Europe

France adopts bill allowing return of 'ill-gotten' assets

Bill provides framework for agency to carry out restitution of assets fraudulently acquired by foreign leaders

Shweta Desai   | 03.03.2021
France adopts bill allowing return of 'ill-gotten' assets

PARIS

France’s National Assembly unanimously adopted a bill Tuesday aimed at reforming and increasing the country’s official development assistance (ODA) to partner countries to 0.55% of gross national income. 

The bill also creates a new mechanism for the French Development Agency to carry out restitution of “ill-gotten” property and assets fraudulently acquired by foreign leaders and using the funds towards the populations or countries of origin where the money was stolen from.

It would be thus mandatory for the French government to return the proceeds from the sale of such goods, assets and property confiscated from the representatives of foreign countries convicted of money laundering or related financial crimes to the concerned foreign states. Under the existing laws, the revenues from the sale of such confiscated property are retained by the government and diverted to the general state budget.

The amendment related to “ill-gotten” goods was adopted by the National Assembly within the framework of the development programming bill on Feb.19. The bill will now move to the French Senate and then parliament before becoming law.

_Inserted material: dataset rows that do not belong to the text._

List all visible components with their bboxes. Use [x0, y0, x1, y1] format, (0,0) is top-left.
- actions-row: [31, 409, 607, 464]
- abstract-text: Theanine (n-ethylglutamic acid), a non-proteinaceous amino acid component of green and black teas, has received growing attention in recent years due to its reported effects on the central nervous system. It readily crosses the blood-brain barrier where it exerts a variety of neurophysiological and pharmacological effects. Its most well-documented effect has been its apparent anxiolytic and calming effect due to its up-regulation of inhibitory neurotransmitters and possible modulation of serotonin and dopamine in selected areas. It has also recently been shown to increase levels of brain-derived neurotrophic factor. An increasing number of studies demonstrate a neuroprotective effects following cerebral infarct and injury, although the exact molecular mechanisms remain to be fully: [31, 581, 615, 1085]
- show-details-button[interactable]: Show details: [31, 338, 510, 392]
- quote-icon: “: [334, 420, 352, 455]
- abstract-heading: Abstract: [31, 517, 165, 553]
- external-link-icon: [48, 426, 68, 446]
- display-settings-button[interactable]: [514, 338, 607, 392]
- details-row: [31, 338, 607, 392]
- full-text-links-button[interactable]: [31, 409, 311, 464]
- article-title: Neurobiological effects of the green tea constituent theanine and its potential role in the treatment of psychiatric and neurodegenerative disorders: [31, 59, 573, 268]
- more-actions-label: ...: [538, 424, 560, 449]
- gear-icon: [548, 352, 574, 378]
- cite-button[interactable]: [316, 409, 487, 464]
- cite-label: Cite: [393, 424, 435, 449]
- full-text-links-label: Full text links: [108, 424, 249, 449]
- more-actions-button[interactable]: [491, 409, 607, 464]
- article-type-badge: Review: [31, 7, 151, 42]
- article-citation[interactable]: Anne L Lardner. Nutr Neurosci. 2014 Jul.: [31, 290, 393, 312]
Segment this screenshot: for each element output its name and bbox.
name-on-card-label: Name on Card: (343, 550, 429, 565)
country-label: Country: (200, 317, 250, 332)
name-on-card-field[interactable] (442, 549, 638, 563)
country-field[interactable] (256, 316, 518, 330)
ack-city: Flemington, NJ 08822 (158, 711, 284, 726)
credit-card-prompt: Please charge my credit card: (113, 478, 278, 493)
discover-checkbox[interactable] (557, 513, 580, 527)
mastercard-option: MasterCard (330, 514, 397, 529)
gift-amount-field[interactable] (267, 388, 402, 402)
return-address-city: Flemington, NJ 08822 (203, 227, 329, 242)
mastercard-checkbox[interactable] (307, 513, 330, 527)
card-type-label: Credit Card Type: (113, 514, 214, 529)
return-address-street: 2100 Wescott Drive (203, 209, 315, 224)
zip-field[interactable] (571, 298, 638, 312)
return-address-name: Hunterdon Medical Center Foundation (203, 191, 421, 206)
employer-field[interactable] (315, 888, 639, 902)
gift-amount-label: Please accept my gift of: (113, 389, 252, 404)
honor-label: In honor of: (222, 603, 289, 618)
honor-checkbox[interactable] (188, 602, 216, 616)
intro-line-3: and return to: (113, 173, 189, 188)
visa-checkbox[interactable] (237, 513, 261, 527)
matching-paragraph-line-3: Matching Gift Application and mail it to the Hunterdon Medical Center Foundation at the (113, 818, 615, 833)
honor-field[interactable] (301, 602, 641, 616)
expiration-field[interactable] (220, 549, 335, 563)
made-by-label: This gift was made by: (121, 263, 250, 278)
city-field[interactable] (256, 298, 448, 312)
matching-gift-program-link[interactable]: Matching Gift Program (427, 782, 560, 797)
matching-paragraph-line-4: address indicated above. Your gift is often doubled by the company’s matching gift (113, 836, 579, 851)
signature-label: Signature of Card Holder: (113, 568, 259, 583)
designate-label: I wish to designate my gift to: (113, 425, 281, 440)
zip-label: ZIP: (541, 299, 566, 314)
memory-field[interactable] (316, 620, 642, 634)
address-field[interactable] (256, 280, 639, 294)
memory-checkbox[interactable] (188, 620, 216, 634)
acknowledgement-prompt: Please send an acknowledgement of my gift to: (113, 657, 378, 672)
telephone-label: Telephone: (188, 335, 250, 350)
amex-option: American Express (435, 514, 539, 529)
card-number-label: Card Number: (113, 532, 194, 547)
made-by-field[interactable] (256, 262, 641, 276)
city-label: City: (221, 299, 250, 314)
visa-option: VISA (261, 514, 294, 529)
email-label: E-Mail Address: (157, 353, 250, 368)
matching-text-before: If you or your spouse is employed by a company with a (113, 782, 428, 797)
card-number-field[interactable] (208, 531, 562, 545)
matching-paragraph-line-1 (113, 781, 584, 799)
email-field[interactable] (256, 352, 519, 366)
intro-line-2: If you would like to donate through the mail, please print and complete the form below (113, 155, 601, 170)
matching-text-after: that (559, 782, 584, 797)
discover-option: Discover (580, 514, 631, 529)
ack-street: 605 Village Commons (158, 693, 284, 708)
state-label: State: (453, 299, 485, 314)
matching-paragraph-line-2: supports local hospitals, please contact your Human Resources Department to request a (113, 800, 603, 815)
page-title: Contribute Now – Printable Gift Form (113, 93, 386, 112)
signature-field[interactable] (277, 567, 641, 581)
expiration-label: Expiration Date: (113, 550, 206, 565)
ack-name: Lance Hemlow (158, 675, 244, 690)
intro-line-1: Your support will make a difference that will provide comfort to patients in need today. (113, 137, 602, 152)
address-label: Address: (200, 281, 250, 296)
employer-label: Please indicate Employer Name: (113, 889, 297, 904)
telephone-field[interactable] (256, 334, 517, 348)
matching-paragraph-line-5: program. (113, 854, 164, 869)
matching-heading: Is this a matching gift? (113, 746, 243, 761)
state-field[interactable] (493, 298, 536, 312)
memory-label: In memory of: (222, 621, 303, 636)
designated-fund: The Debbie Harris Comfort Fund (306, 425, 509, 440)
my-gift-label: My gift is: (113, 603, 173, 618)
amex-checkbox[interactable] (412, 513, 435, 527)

The question of restitution arose after several judicial proceedings were opened in France involving the ill-gotten assets by foreign leaders, most notably after a French court in 2017 found Equatorial Guinea’s Vice President Teodorin Nguema Obiang Mangue guilty of money laundering and embezzlement of funds worth nearly 150 million euros.

The court sentenced him to a three-year prison term with a 30-million-euro penalty and ordered the seizure of his assets including a fleet of luxury cars and a six-floor mansion in Paris costing more than 107 million euros.

In December last year, the International Court of Justice rejected Equatorial Guinea’s claims that the mansion could not be confiscated as it had diplomatic immunity and ruled in France’s favor to carry out criminal proceedings and the seizure of the property.

Activists and non-profit organizations like Transparency International France and Sherpa, who had initiated the case against Obiang in 2008, had argued for a new legal framework in France for restitution and disbursement of funds.

In Obiang’s case, it was argued that money generated by selling the seized assets if sent back to Equatorial Guinea would land straight in the coffers of his family and allies who have been ruling the country since 1979.

The new framework adopted in the development bill establishes a specific budgetary program for the revenues from the sale of “ill-gotten” assets and puts the French Development Agency in charge of the disbursal of funds by financing development projects in coordination with the partner country.

Transparency International in a statement said with the adoption of the bill, “France has the opportunity to propose an exemplary model for the restitution of illicit assets that can inspire many other countries and deal a severe blow to foreign bribery.”

It however warned of strengthening the system further and maintaining transparency to “ensure that the funds, once returned, do not fall into the channels of corruption.”